Inspection Plan Development for Mothballed Equipment


A South American operator developed plans to return a sulfur recovery unit to service after an initial ten years of service and a further ten years of mothballing due to changes in field production requirements.

The corrosive nature of molten sulfur, carbon dioxide and hydrogen sulfide in the unit, coupled with the expectation of a less than optimum preservation strategy in a littoral offshore environment, generated a large set of integrity risks that needed to be evaluated to determine the feasibility of repairing and reinstating the system for a further ten years of service.

GATE was engaged to employ our condition assessment, integrity management and field operating experience to develop a fit-for-purpose inspection strategy that would evaluate key risks from the operating and preservation cycles of the life of the unit so as to provide key information to determine the commercial feasibility of reinstating the system versus providing a newbuild replacement.

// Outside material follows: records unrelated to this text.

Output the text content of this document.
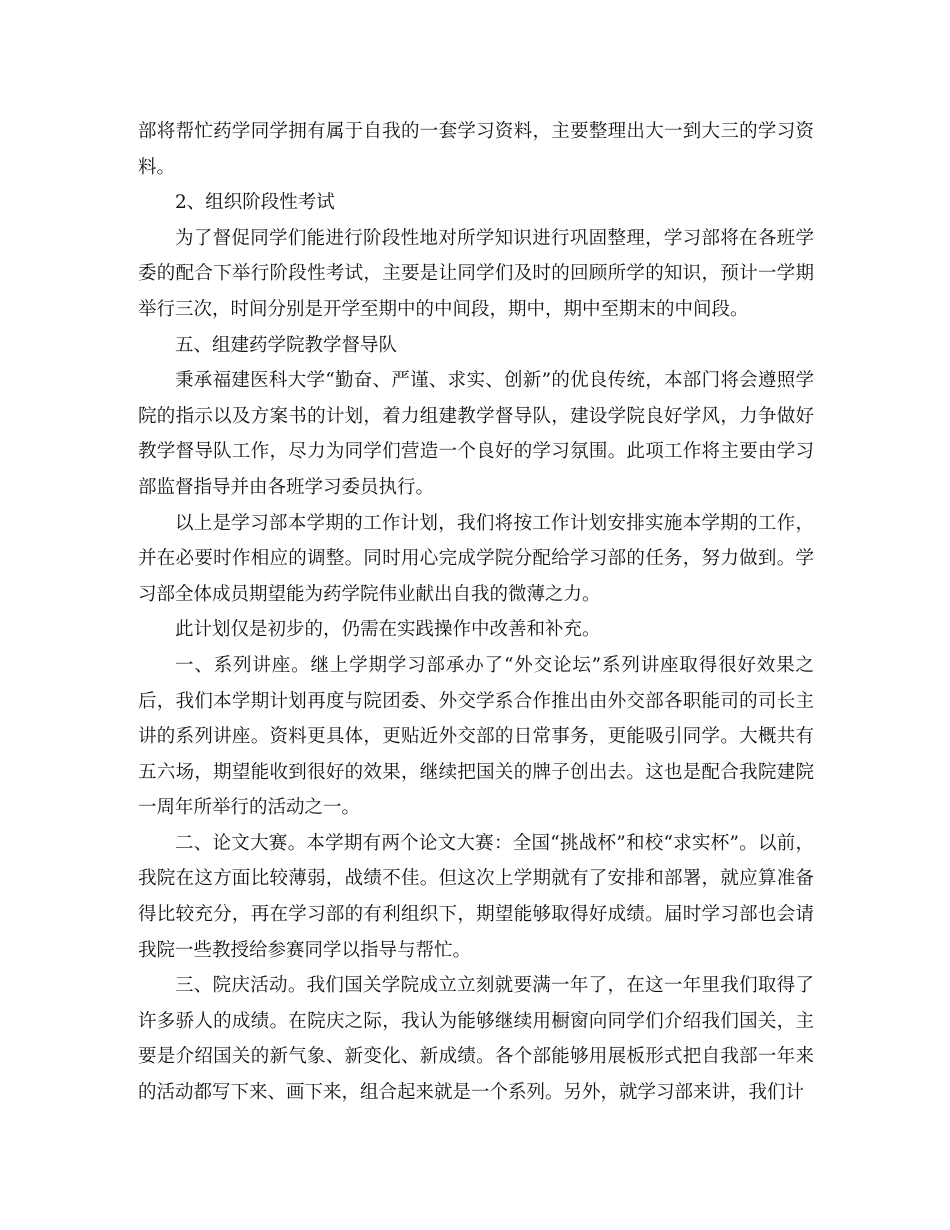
部将帮忙药学同学拥有属于自我的一套学习资料，主要整理出大一到大三的学习资料。

2、组织阶段性考试

为了督促同学们能进行阶段性地对所学知识进行巩固整理，学习部将在各班学委的配合下举行阶段性考试，主要是让同学们及时的回顾所学的知识，预计一学期举行三次，时间分别是开学至期中的中间段，期中，期中至期末的中间段。

五、组建药学院教学督导队

秉承福建医科大学“勤奋、严谨、求实、创新”的优良传统，本部门将会遵照学院的指示以及方案书的计划，着力组建教学督导队，建设学院良好学风，力争做好教学督导队工作，尽力为同学们营造一个良好的学习氛围。此项工作将主要由学习部监督指导并由各班学习委员执行。

以上是学习部本学期的工作计划，我们将按工作计划安排实施本学期的工作，并在必要时作相应的调整。同时用心完成学院分配给学习部的任务，努力做到。学习部全体成员期望能为药学院伟业献出自我的微薄之力。

此计划仅是初步的，仍需在实践操作中改善和补充。

一、系列讲座。继上学期学习部承办了“外交论坛”系列讲座取得很好效果之后，我们本学期计划再度与院团委、外交学系合作推出由外交部各职能司的司长主讲的系列讲座。资料更具体，更贴近外交部的日常事务，更能吸引同学。大概共有五六场，期望能收到很好的效果，继续把国关的牌子创出去。这也是配合我院建院一周年所举行的活动之一。

二、论文大赛。本学期有两个论文大赛：全国“挑战杯”和校“求实杯”。以前，我院在这方面比较薄弱，战绩不佳。但这次上学期就有了安排和部署，就应算准备得比较充分，再在学习部的有利组织下，期望能够取得好成绩。届时学习部也会请我院一些教授给参赛同学以指导与帮忙。

三、院庆活动。我们国关学院成立立刻就要满一年了，在这一年里我们取得了许多骄人的成绩。在院庆之际，我认为能够继续用橱窗向同学们介绍我们国关，主要是介绍国关的新气象、新变化、新成绩。各个部能够用展板形式把自我部一年来的活动都写下来、画下来，组合起来就是一个系列。另外，就学习部来讲，我们计
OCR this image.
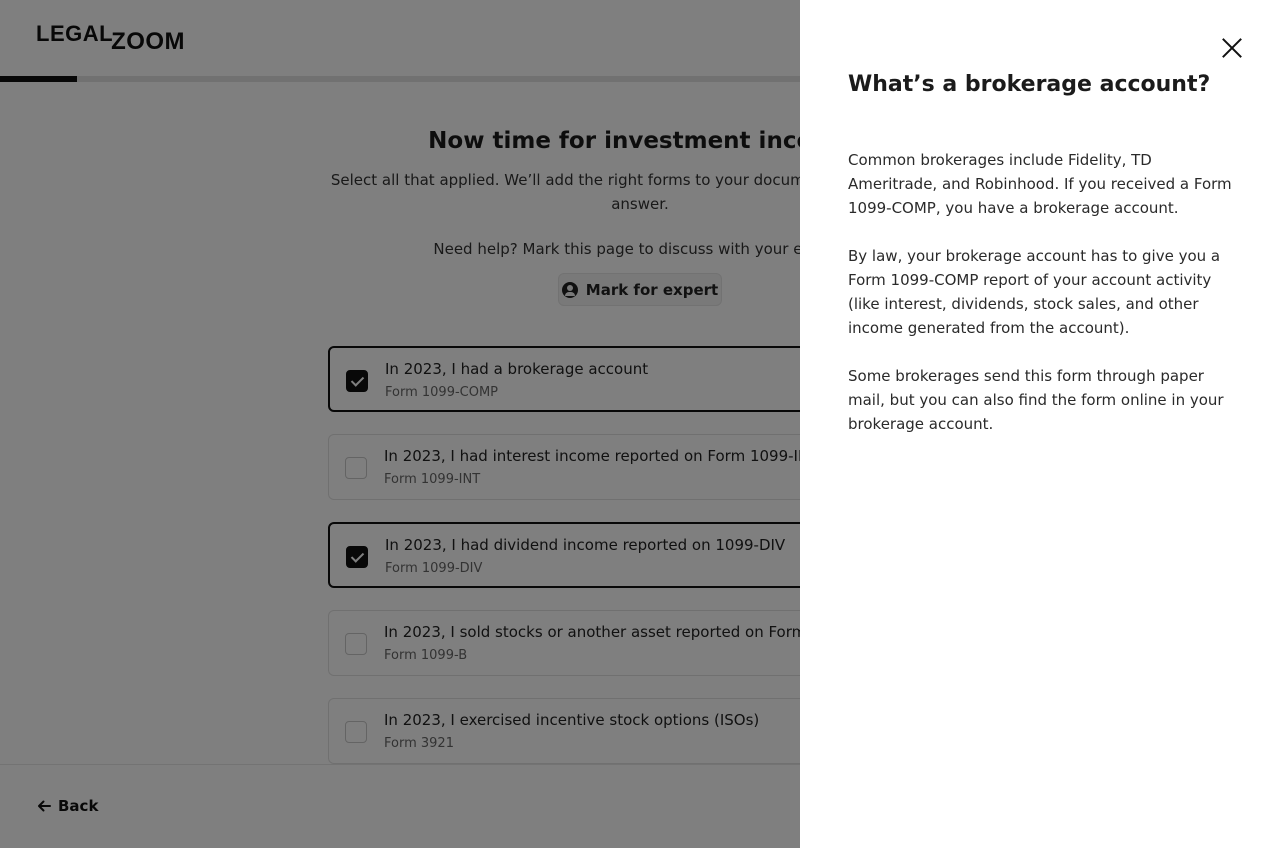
What’s a brokerage account?

Common brokerages include Fidelity, TD Ameritrade, and Robinhood. If you received a Form 1099-COMP, you have a brokerage account.

By law, your brokerage account has to give you a Form 1099-COMP report of your account activity (like interest, dividends, stock sales, and other income generated from the account).

Some brokerages send this form through paper mail, but you can also find the form online in your brokerage account.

To pull together a multi-disciplinary team from across the various GATE affiliates to ensure that operational threats and the impact of poor preservation were adequately identified, documented and characterized.

From this, the team was able to use a consistent process to identify inspection requirements, methods and locations for a subsequent field mobilization.

Technical Achievements & Benefits

  • Because of the combined efforts and cross-collaboration between the multiple GATE Energy affiliates, we were able to rapidly conduct a threat assessment and clearly link the various threats and their expected locations with the capabilities of the equipment that would be available during the inspection campaign.

  • Identification of 23 discrete threats to be addressed across 14 corrosion loops containing a total of 37 equipment items and 76 major piping segments, all completed within a two-week deadline.

  • Associated non-destructive testing equipment and best practices were identified and prioritized condition monitoring locations (CMLs) selected for impacted vessels and piping circuits.

  • The overall outcome was an inspection strategy that included required manpower, equipment and cost estimates, in addition to a rigorous threat and operational risk assessment.